Un progetto che parte nella cooperativa agricola “La Torre” ad Isola della Scala dove  in collaborazione con L’università di Verona, hanno iniziato a sperimentare la conversione del letame e dei liquami in plastica biologica completamente biodegradabile.

 

Un processo che mette insieme le sostanze residuali agricole, quali letame e liquami, vengono poi caricate e miscelate in un fermentatore dove batteri anaerobi, in assenza di ossigeno e attraverso reazioni biochimiche, le convertono in acido acetico.

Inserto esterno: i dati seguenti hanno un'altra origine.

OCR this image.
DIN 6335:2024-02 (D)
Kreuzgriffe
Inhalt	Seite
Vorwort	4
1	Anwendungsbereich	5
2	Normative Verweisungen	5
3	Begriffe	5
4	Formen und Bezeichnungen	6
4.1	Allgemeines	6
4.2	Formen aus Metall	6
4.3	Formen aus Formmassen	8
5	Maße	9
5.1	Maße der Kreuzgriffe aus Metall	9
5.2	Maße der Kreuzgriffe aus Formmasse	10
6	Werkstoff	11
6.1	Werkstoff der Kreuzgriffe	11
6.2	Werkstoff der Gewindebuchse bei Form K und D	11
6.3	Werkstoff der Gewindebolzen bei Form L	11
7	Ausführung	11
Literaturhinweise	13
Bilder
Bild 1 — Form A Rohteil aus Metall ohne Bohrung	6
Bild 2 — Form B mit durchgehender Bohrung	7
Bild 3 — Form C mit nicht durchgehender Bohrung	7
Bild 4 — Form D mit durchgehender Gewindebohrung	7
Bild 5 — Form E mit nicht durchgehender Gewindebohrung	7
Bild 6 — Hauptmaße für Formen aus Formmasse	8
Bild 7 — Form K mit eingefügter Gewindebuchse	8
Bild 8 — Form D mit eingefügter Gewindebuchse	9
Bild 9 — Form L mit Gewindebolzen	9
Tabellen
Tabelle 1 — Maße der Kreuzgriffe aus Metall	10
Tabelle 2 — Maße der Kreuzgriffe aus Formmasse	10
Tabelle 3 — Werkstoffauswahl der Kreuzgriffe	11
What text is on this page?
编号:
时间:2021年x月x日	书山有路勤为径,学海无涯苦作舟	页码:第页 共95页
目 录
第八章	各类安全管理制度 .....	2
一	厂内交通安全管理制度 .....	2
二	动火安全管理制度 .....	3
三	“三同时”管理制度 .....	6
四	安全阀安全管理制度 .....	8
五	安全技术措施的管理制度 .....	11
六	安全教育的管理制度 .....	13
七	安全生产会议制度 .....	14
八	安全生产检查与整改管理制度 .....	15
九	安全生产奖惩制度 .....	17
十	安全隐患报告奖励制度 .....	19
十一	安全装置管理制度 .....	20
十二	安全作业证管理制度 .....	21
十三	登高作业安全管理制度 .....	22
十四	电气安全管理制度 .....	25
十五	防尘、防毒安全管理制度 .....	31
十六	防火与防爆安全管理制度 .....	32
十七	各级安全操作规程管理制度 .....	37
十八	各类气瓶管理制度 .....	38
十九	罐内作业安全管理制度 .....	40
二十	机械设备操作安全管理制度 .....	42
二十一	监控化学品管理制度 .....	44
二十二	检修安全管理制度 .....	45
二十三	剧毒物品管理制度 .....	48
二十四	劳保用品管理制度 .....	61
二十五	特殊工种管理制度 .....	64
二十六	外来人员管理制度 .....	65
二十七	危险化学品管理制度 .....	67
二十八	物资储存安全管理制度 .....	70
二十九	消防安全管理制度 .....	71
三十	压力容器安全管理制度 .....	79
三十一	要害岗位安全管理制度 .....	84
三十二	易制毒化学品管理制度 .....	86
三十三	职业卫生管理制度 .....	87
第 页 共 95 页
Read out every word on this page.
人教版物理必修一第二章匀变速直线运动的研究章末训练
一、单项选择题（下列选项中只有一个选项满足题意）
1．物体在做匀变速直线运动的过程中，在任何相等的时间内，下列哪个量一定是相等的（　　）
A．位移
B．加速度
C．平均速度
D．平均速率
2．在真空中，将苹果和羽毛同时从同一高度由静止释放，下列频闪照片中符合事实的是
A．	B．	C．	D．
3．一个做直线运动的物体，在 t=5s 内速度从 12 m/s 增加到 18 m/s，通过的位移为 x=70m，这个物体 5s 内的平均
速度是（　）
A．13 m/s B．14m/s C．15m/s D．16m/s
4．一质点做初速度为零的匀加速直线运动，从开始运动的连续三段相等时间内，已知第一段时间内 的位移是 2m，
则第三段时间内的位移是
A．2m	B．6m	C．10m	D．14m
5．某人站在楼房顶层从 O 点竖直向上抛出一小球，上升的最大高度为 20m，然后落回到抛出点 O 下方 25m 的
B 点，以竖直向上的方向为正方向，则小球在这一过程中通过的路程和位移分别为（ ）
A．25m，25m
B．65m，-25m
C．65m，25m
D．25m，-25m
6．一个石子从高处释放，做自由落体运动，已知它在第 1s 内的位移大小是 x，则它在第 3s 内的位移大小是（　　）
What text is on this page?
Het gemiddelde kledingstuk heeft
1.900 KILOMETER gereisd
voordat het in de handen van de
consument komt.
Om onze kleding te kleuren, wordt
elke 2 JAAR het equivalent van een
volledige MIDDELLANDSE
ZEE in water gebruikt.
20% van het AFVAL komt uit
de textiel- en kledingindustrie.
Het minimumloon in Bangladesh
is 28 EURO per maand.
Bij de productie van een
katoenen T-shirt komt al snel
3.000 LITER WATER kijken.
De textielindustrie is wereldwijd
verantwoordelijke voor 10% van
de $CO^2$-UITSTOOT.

Una volta finito il processo fermentazione i polimeri biologici vengono sintetizzati in modo da aumentare la loro biomassa, per poi modificare le condizioni nutritive della miscela in modo da indurre la sintesi dei polimeri. In assenza di microelementi quali fosforo, azoto ed altri, i batteri implicati nel processo sono stimolati a sintetizzare molecole note come poliidrossialcanoati (PHAs): dei polimeri termoplastici che vengono accumulati all’interno delle cellule batteriche. Il contenuto cellulare in PHA viene poi massimizzato grazie ad un Sequencing batch reactors (S.B.R), un reattore concepito appositamente per questa tipologia di trattamento.

Per ora il progetto iniziato con l’impianto pilota produce qualche grammo di plastica granulare bianca anche se si punta a produrre diversi kilogrammi entro il 2019.